La otra opción europea para la protección de su territorio es la del fortalecimiento del “vínculo transatlántico” y la adaptación de la OTAN. Esa vinculación potenciaría las posibilidades de la UE como actor estratégico, su capacidad de proporcionar seguridad internacional o el libre acceso a los global commons. Sin su reforzamiento, se corre el riesgo de que por detrás de la apariencia de cohesión aliada florezcan las relaciones bilaterales entre países europeos y Washington, en detrimento del proyecto de la UE.

Todas las alianzas que en la Historia han sido, tuvieron un líder y en la Alianza Atlántica el papel de EEUU sigue siendo incontestable. La UE tiene que elegir entre crecer como actor estratégico apoyándose en la Alianza Atlántica o intentarlo por su cuenta. En cualquier caso, tendrá que comportarse como un actor menos burocrático y más estratégico porque la seguridad internacional depende fundamentalmente de la contribución occidental. Mientras la contribución de EEUU se reduce por la “fatiga” o el rebalance y la de las potencias emergentes no acaba de llegar, la seguridad internacional reclama una mayor contribución europea.

En las actuales circunstancias, la revitalización del “vínculo transatlántico” significa, independientemente de una contribución equitativa a las capacidades que se necesitasen para el ejercicio del poder por los aliados, un sólido acuerdo político sobre el empleo del poder militar, lo que significa compartir la misma visión del orden mundial que se quiere conseguir. Es ahí donde la UE tiene que ejercer influencia. Si a ambos lados del Atlántico se configurasen visiones diferentes respecto al orden mundial a establecer, el escenario resultante sería impredecible.

Enrique Fojón, Infante de Marina.


1 “Shared Vision, Common Action: A Stronger Europe. A Global Strategy for the European Union’s Foreign and Security Policy”.

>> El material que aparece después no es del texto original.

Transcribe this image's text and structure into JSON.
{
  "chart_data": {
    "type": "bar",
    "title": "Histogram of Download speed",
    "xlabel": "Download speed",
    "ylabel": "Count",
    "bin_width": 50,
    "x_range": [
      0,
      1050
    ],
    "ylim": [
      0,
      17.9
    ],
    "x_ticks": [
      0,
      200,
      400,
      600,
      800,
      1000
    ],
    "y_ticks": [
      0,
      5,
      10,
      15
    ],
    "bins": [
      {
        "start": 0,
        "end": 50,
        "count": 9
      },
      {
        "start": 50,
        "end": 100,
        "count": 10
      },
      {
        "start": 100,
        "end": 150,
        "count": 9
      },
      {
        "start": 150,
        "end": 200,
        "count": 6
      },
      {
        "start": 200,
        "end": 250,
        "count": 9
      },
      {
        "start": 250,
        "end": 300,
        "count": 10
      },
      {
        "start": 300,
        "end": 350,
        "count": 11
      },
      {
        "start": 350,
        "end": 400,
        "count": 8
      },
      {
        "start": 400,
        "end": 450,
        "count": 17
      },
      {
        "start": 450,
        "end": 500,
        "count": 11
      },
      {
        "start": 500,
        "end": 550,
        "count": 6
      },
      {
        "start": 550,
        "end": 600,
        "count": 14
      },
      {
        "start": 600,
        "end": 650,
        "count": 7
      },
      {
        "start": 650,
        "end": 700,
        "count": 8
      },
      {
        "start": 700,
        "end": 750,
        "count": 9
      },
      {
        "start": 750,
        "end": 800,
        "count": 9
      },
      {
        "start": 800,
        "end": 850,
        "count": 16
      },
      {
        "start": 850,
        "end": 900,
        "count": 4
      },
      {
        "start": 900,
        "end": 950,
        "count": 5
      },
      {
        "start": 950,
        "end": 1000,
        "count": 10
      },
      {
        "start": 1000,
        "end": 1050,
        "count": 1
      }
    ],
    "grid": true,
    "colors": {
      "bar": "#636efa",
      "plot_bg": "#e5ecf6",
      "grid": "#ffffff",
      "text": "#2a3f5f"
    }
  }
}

2 Thomas Pellerin-Carlin (2016), “What European security and defence policy?”, Notre Europe-Jacques Delors Institute, 14/XII/2016.

3 “Revitalizing CSDP towards a comprehensive, realistic and credible Defence in the EU”, septiembre de 2016.

4 “La política común de seguridad y defensa incluirá la definición progresiva de una política común de defensa de la Unión. Ésta conducirá a una defensa común una vez que el Consejo Europeo lo haya decidido por unanimidad. En este caso, el Consejo Europeo recomendará a los Estados miembros que adopten una decisión en este sentido de conformidad con sus respectivas normas constitucionales. La política de la Unión con arreglo a la presente sección no afectará al carácter específico de la política de seguridad y de defensa de determinados Estados miembros, respetará las obligaciones derivadas del Tratado del Atlántico Norte para determinados Estados miembros que consideran que su defensa común se realiza dentro de la Organización del Tratado del Atlántico Norte (OTAN) y será compatible con la política común de seguridad y de defensa establecida en dicho marco”.

5 “Europa no puede permitirse depender del poderío militar de otros. Tenemos que asumir la responsabilidad de proteger nuestros intereses y el estilo de vida europeo. Sólo trabajando unidos, puede Europa ser capaz de defenderse en su territorio y en el exterior” (Parlamento Europeo, Estrasburgo, 14/IX/2016).

6 “European Defence Action Plan”, COM(2016)950 de 30 de noviembre, Comisión Europea.